第12 回 チェックイン・カウンターが閉まるとき(前編)

西江 仁徳

 

 飛行機に乗る前に空港に向かうとき、これから始まる旅に思いをはせ、なんとなくウキウキした気持ちになるのは、私だけではないでしょう。しかし飛行機に乗る前は「乗り遅れないように早く空港に着かなくては」と、なんとなくソワソワと緊張した気分にもなりがちなものです。今回の珍道中では、私が今年のマハレ出張時に体験した、タンザニアの空港でのドタバタについて書いてみたいと思います 。
 日本からマハレに行くにはいくつかのルートがありますが、基本的にはまずタンザニアの玄関口であるダルエスサラームまで国際線で飛び、そこから国内線を乗り継いでマハレを目指すことになります(ダルエスサラームから陸路でマハレへ向かう道中についてはマハレ珍聞第26 号と第27 号の島田さんの記事や、マハレ珍聞第28 号と第29 号の仲澤さんの記事をご参照ください)。今回私がトラブルに遭ったのはマハレからの帰路で、タンザニア第2 の都市であるアルーシャからダルエスサラームに国内線の朝の便で移動し、そのまま午後の便でダルエスサラームから国際線に乗り継ぐ旅程になっていました。

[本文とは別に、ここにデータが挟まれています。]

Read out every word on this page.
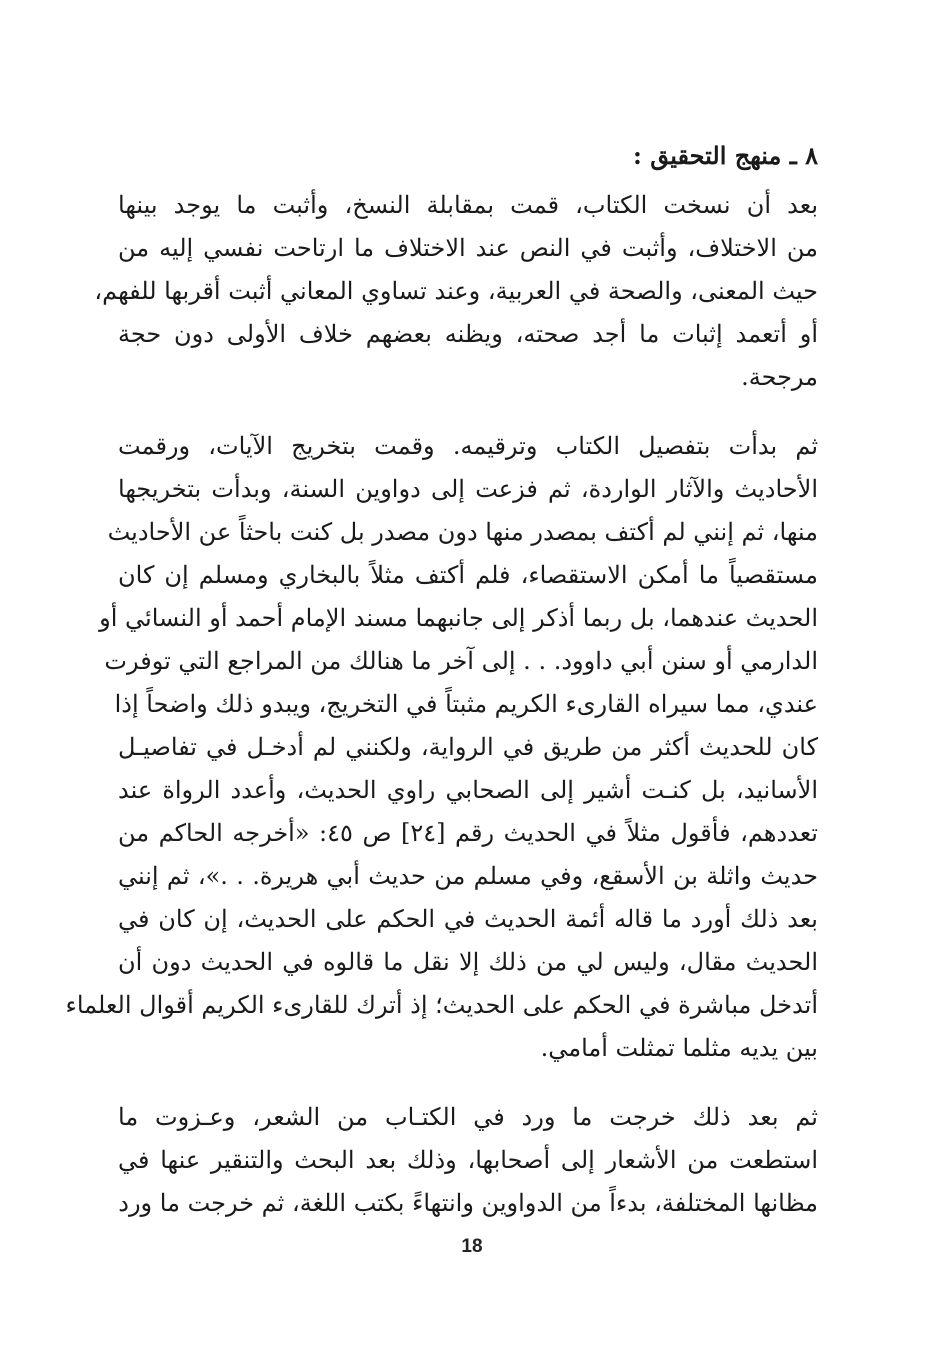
٨ ـ منهج التحقيق :

بعد أن نسخت الكتاب، قمت بمقابلة النسخ، وأثبت ما يوجد بينها
من الاختلاف، وأثبت في النص عند الاختلاف ما ارتاحت نفسي إليه من
حيث المعنى، والصحة في العربية، وعند تساوي المعاني أثبت أقربها للفهم،
أو أتعمد إثبات ما أجد صحته، ويظنه بعضهم خلاف الأولى دون حجة
مرجحة.

ثم بدأت بتفصيل الكتاب وترقيمه. وقمت بتخريج الآيات، ورقمت
الأحاديث والآثار الواردة، ثم فزعت إلى دواوين السنة، وبدأت بتخريجها
منها، ثم إنني لم أكتف بمصدر منها دون مصدر بل كنت باحثاً عن الأحاديث
مستقصياً ما أمكن الاستقصاء، فلم أكتف مثلاً بالبخاري ومسلم إن كان
الحديث عندهما، بل ربما أذكر إلى جانبهما مسند الإمام أحمد أو النسائي أو
الدارمي أو سنن أبي داوود. . . إلى آخر ما هنالك من المراجع التي توفرت
عندي، مما سيراه القارىء الكريم مثبتاً في التخريج، ويبدو ذلك واضحاً إذا
كان للحديث أكثر من طريق في الرواية، ولكنني لم أدخـل في تفاصيـل
الأسانيد، بل كنـت أشير إلى الصحابي راوي الحديث، وأعدد الرواة عند
تعددهم، فأقول مثلاً في الحديث رقم [٢٤] ص ٤٥: «أخرجه الحاكم من
حديث واثلة بن الأسقع، وفي مسلم من حديث أبي هريرة. . .»، ثم إنني
بعد ذلك أورد ما قاله أئمة الحديث في الحكم على الحديث، إن كان في
الحديث مقال، وليس لي من ذلك إلا نقل ما قالوه في الحديث دون أن
أتدخل مباشرة في الحكم على الحديث؛ إذ أترك للقارىء الكريم أقوال العلماء
بين يديه مثلما تمثلت أمامي.

ثم بعد ذلك خرجت ما ورد في الكتـاب من الشعر، وعـزوت ما
استطعت من الأشعار إلى أصحابها، وذلك بعد البحث والتنقير عنها في
مظانها المختلفة، بدءاً من الدواوين وانتهاءً بكتب اللغة، ثم خرجت ما ورد

18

 ところが、アルーシャを出発する前夜になって、現地旅行会社から翌朝のアルーシャ→ダルエスサラームの国内線の飛行機が大幅に遅延することになり、国際線への乗り継ぎができないとの連絡が入りました。アルーシャ−ダルエスサラーム便は、日本でいえば大阪−東京便に相当する国内線の主要路線ですが、とくに天候不良なわけでもないのにいきなりこうしたスケジュール変更(実際にはのちに欠航と判明)が起こるのは、タンザニアではさほど珍しいことではありません(それでも以前に比べるとずっとマシにはなっていますが)。しかし、帰国便に乗り継げないというのは困りますし、はてどうしたものかとネットで代替便を探してみると、帰国便に乗り継げる可能性のありそうな午前中の便は1 本しかないことがわかりました。しかもその時点ですでに満席表示になっていて予約がとれません。旅行会社の担当の方もお手上げといった感じで、帰国便の変更を勧めてくれました。

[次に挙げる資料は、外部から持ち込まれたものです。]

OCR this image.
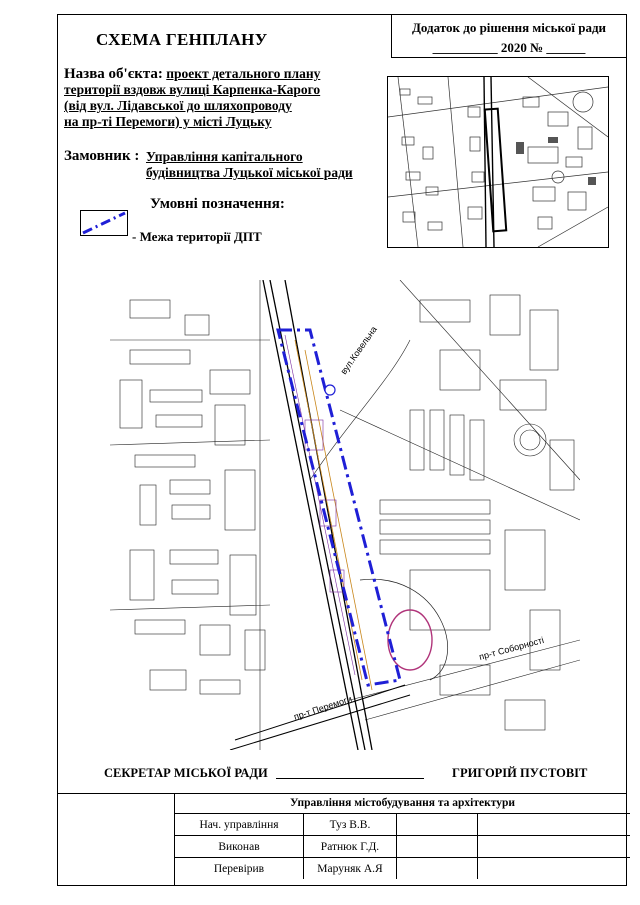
Додаток до рішення міської ради
__________ 2020 № ______
СХЕМА ГЕНПЛАНУ
Назва об'єкта: проект детального плану
території вздовж вулиці Карпенка-Карого
(від вул. Лідавської до шляхопроводу
на пр-ті Перемоги) у місті Луцьку
Замовник : Управління капітального
будівництва Луцької міської ради
Умовні позначення:
- Межа території ДПТ
вул.Ковельна
пр-т Соборності
пр-т Перемоги
СЕКРЕТАР МІСЬКОЇ РАДИ	ГРИГОРІЙ ПУСТОВІТ
Управління містобудування та архітектури			
Нач. управління	Туз В.В.		
Виконав	Ратнюк Г.Д.		
Перевірив	Маруняк А.Я		
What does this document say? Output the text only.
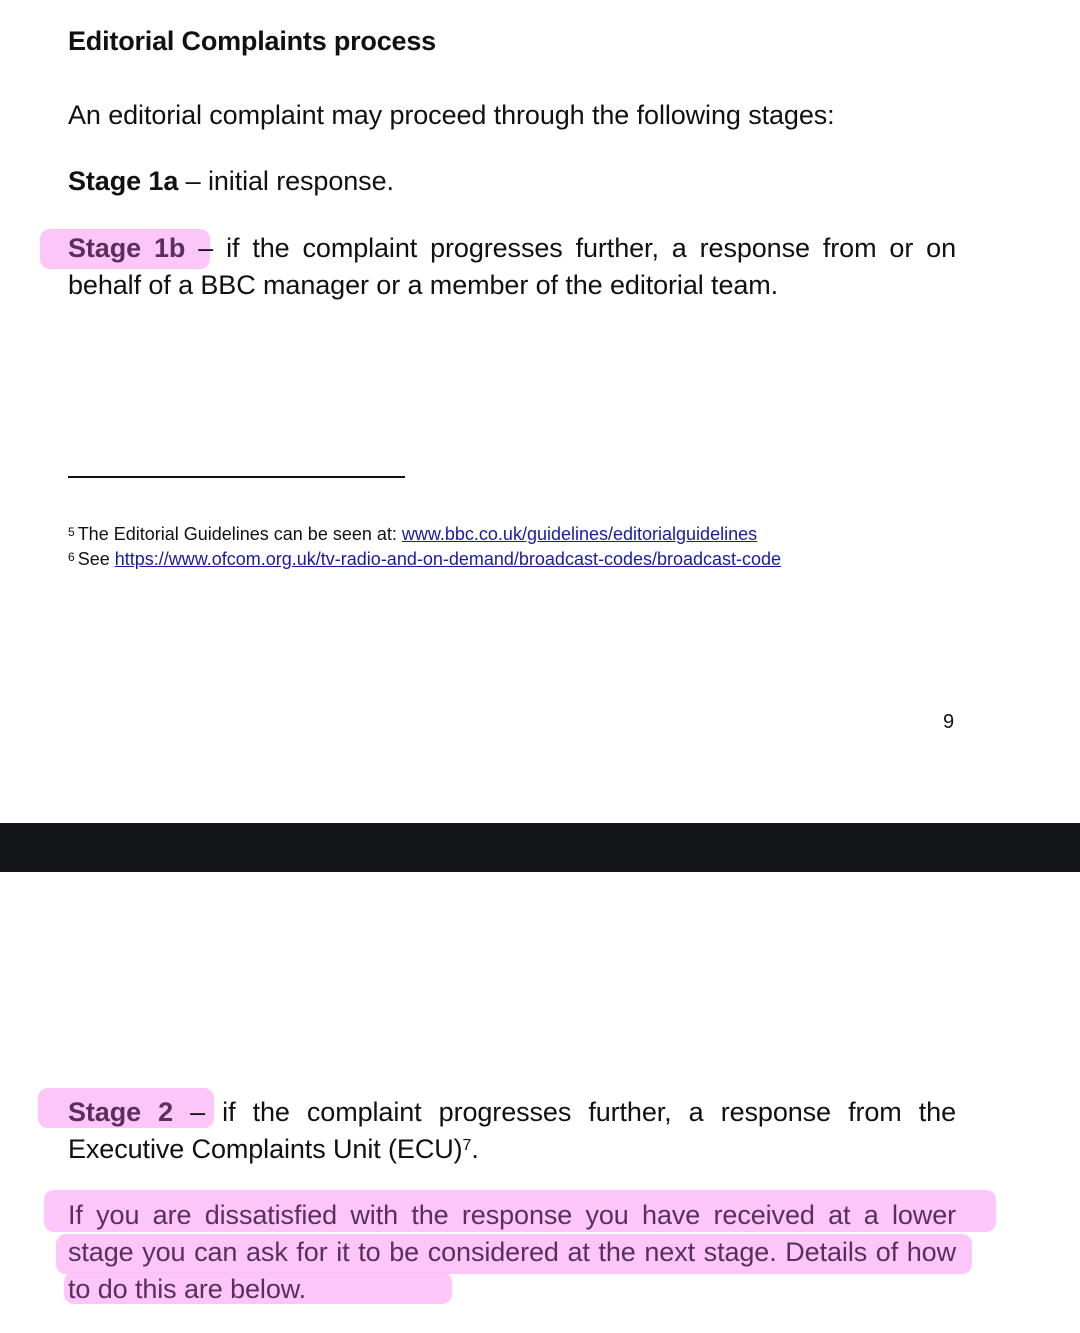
Editorial Complaints process
An editorial complaint may proceed through the following stages:
Stage 1a – initial response.
Stage 1b – if the complaint progresses further, a response from or on behalf of a BBC manager or a member of the editorial team.
$^5$ The Editorial Guidelines can be seen at: www.bbc.co.uk/guidelines/editorialguidelines
$^6$ See https://www.ofcom.org.uk/tv-radio-and-on-demand/broadcast-codes/broadcast-code
9
Stage 2 – if the complaint progresses further, a response from the Executive Complaints Unit (ECU)$^7$.
If you are dissatisfied with the response you have received at a lower stage you can ask for it to be considered at the next stage. Details of how to do this are below.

 しかし、私は以前にタンザニアの国内線で一度だけ空港での当日キャンセル待ち(スタンバイ)をして座席を確保したことがあり、今回ももしかしたら当日空きが出るかもしれないと一縷の望みを託して、翌朝早起きして空港へ向かいました。その間も旅行会社の方々が頻繁に連絡してくださって、可能な代替案をいろいろとリストアップしてくれましたが、私の変更可能な帰国便は今後1 週間は空きがない(!)ことや、他社便を買い直すと10 万円以上の追加出費が必要になる(!!)ことなどがわかってきて、実はあまりよい代替案がなさそうだということも空港へ向かう道中でしだいにわかってきました。これはなんとしても座席を確保しなければ!!!とがぜん気合いがみなぎってきます。

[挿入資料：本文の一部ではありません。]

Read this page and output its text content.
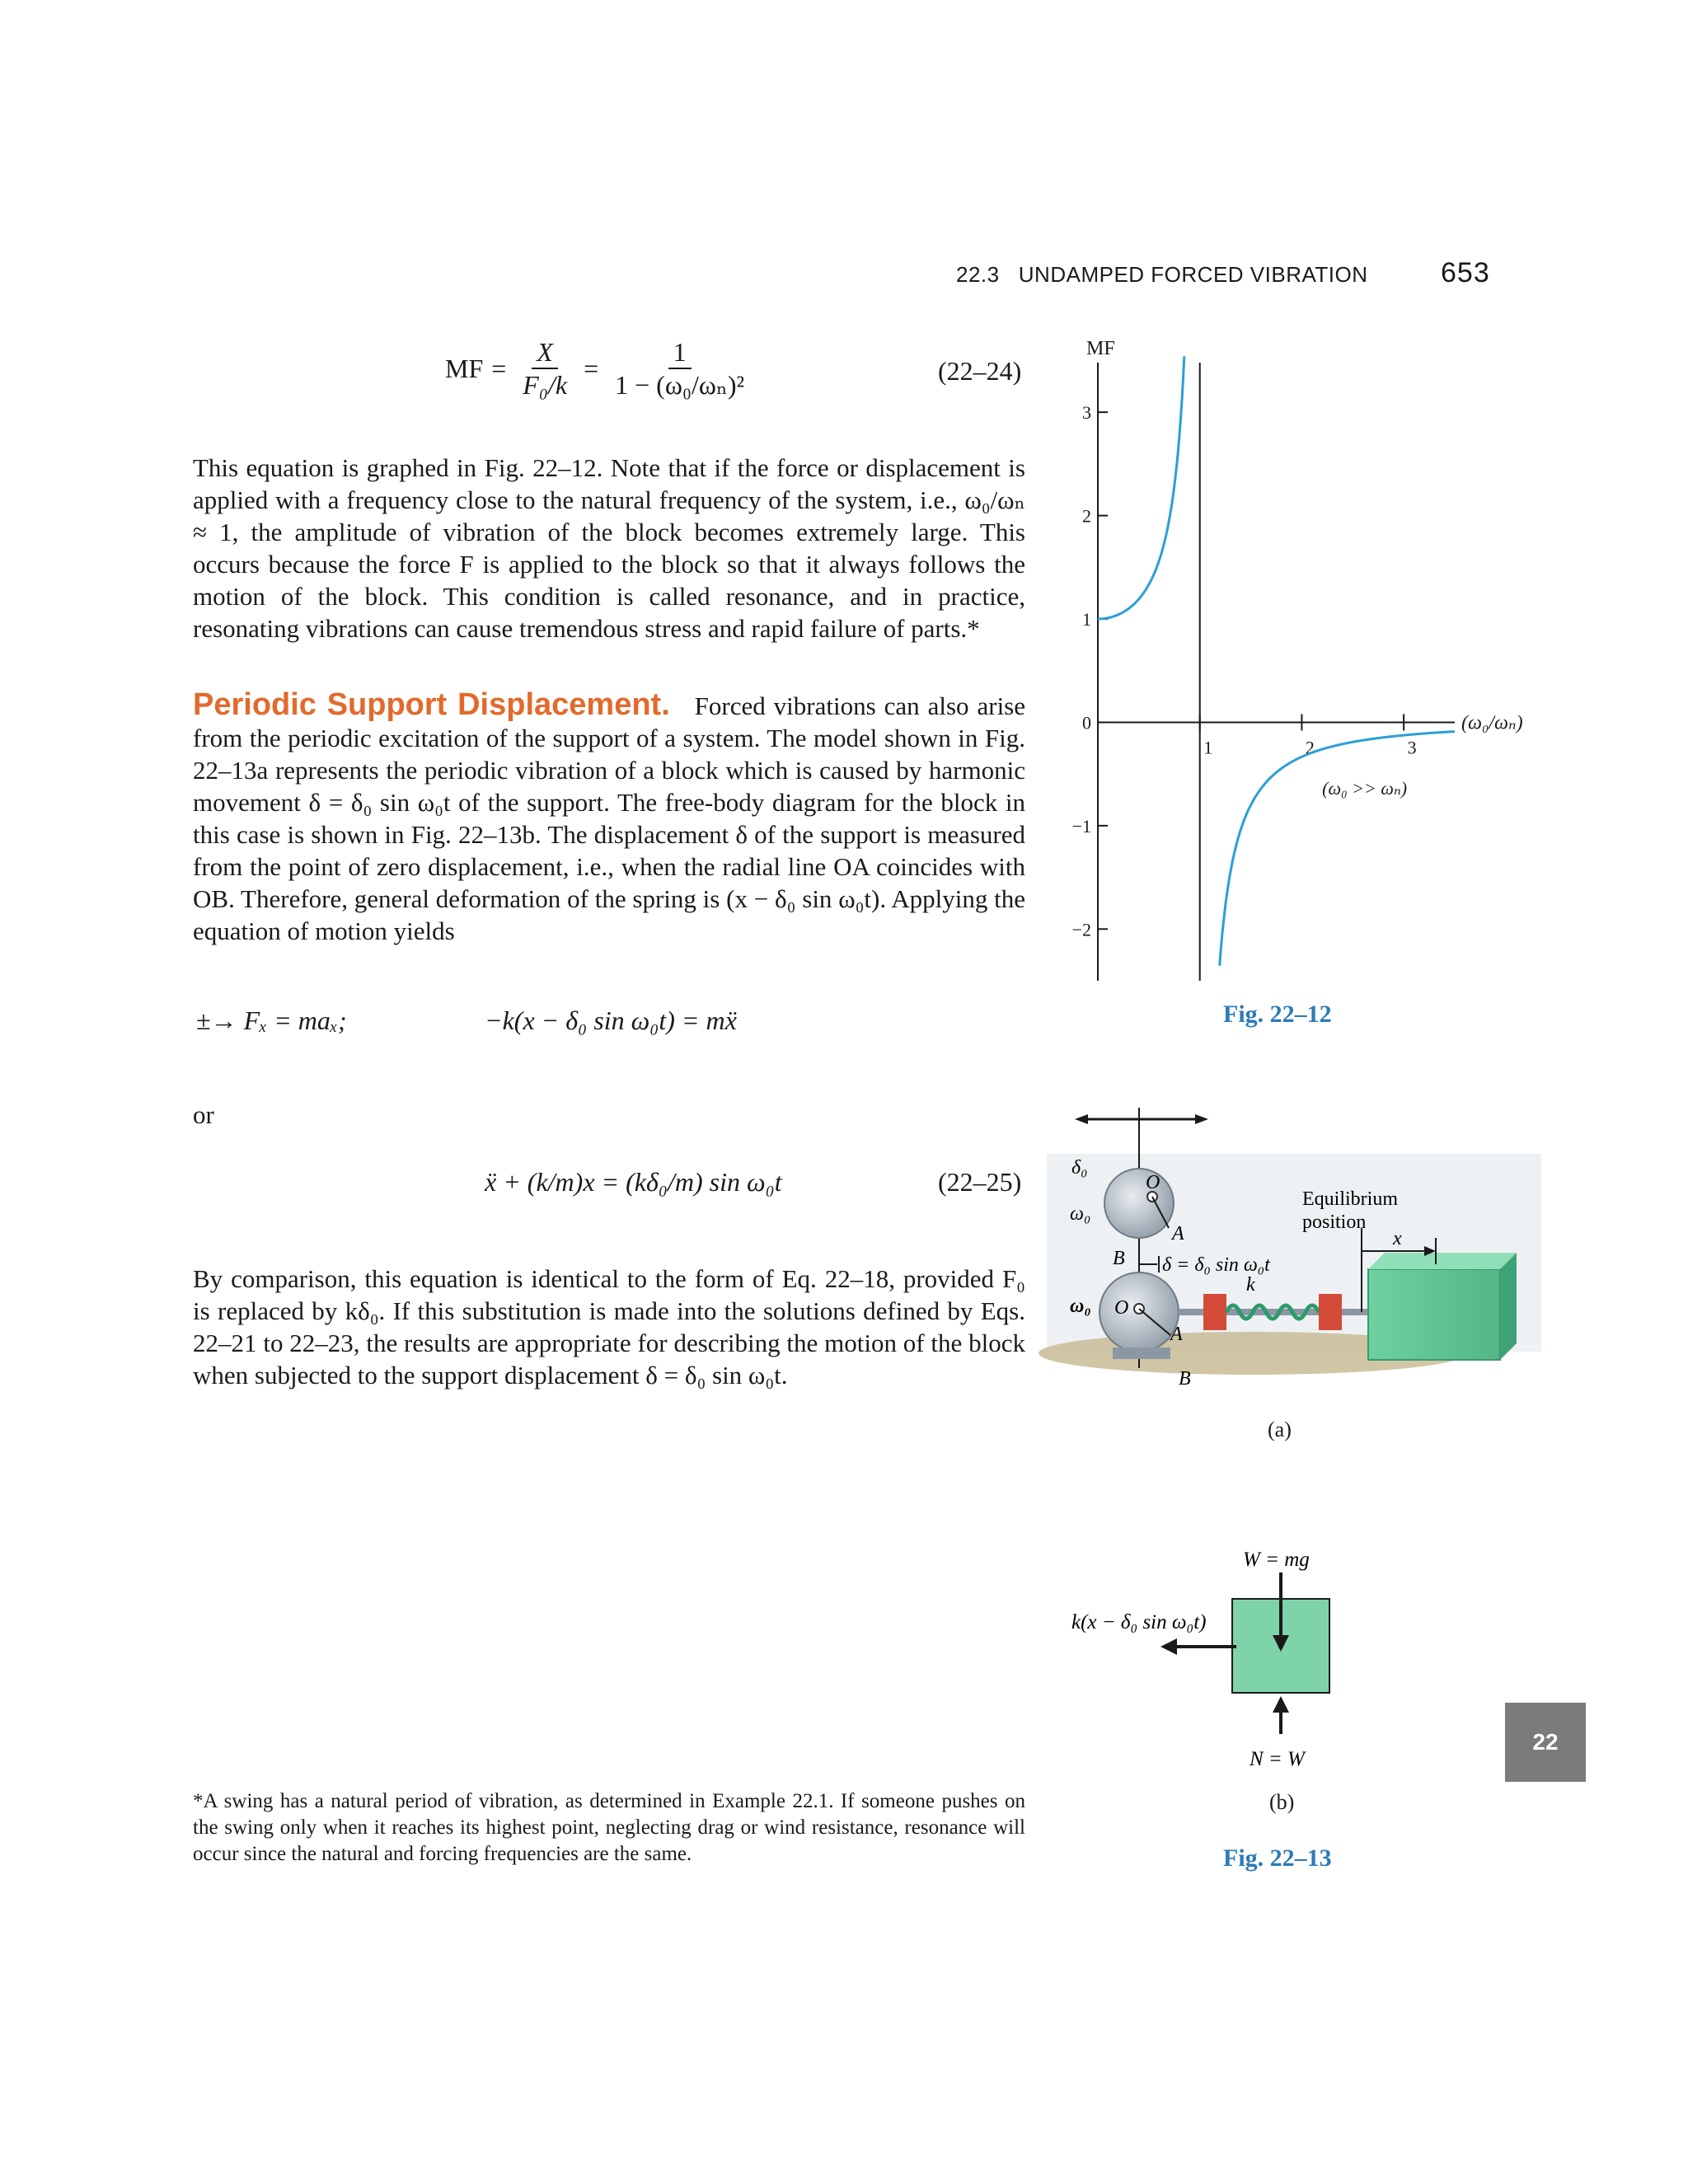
22.3 UNDAMPED FORCED VIBRATION	653
MF = $\frac{X}{\text{F₀/k}} = \frac{1}{\text{1 − (ω₀/ωₙ)²}}$	(22–24)
This equation is graphed in Fig. 22–12. Note that if the force or displacement is applied with a frequency close to the natural frequency of the system, i.e., ω₀/ωₙ ≈ 1, the amplitude of vibration of the block becomes extremely large. This occurs because the force F is applied to the block so that it always follows the motion of the block. This condition is called resonance, and in practice, resonating vibrations can cause tremendous stress and rapid failure of parts.*
Periodic Support Displacement. Forced vibrations can also arise from the periodic excitation of the support of a system. The model shown in Fig. 22–13a represents the periodic vibration of a block which is caused by harmonic movement δ = δ₀ sin ω₀t of the support. The free-body diagram for the block in this case is shown in Fig. 22–13b. The displacement δ of the support is measured from the point of zero displacement, i.e., when the radial line OA coincides with OB. Therefore, general deformation of the spring is (x − δ₀ sin ω₀t). Applying the equation of motion yields
±→ Fₓ = maₓ;	−k(x − δ₀ sin ω₀t) = mẍ
or
ẍ + (k/m)x = (kδ₀/m) sin ω₀t	(22–25)
By comparison, this equation is identical to the form of Eq. 22–18, provided F₀ is replaced by kδ₀. If this substitution is made into the solutions defined by Eqs. 22–21 to 22–23, the results are appropriate for describing the motion of the block when subjected to the support displacement δ = δ₀ sin ω₀t.
*A swing has a natural period of vibration, as determined in Example 22.1. If someone pushes on the swing only when it reaches its highest point, neglecting drag or wind resistance, resonance will occur since the natural and forcing frequencies are the same.
−2
−1
0
1
2
3
1	2	3
MF
(ω₀/ωₙ)
(ω₀ >> ωₙ)
Fig. 22–12
δ₀
ω₀
O
A
B
ω₀ O
A
B
δ = δ₀ sin ω₀t
k
Equilibrium
position
x
(a)
W = mg
k(x − δ₀ sin ω₀t)
N = W
(b)
Fig. 22–13
22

 空港に着くと、まず鼻息荒くチェックイン・カウンター周辺をウロウロして存在感を示しておきます。こちらの存在と気合いを航空会社の地上職員に誇示するためですが、早く着きすぎてまだカウンターも開いておらず、誰も見ていないのでまるで意味はありません(警備員には目をつけられたかもしれません)。そうこうするうちにようやくカウンターが開いたので、即座にスタンバイの意志を表明して待機リストに入れてくれるよう丁重にお願いします。するとカウンターの職員はターミナルの外にあるチケットオフィスに行くよう指示してきたので、空回りした気合いをぶつけることもできないままスゴスゴと荷物を抱えてオフィスに移動したのですが、なんとオフィスもまだ開いていません。しかしここはタンザニア。時間にルーズなことにイライラしてはいけません。またしても無意味にオフィスの前を熊のようにウロウロウロウロすること数十分。ようやく航空会社のおばさんがやってきてオフィスを開けてくれました。すでに出発予定時刻まで1 時間ほどになっていましたが、キャンセル待ちで席が空いたらどうしても乗せてほしいと懇願します。懇願されても席が空かなければおばさんにもどうしようもないのですが、こちらとしても懇願するしかないのでとにかく懇願します。おばさんによると出発40 分前にカウンターを閉めるので、その時点で空きがあれば乗れるとのこと。一刻も早くカウンターを閉めてくれ!(遅れて乗れない客には申し訳ないが…)と祈るような思いでジリジリと時間がすぎるのを待ちます。おばさんに聞いたところでは、出発50 分前の時点で20 人の団体がまだ来ておらず、この団体客が来たら満席、来なければ乗せてやる、とのこと。ターミナルビル入り口にやってくる団体客がいないか気になってソワソワしてきます。あと10 分……なかなか時間がすぎません。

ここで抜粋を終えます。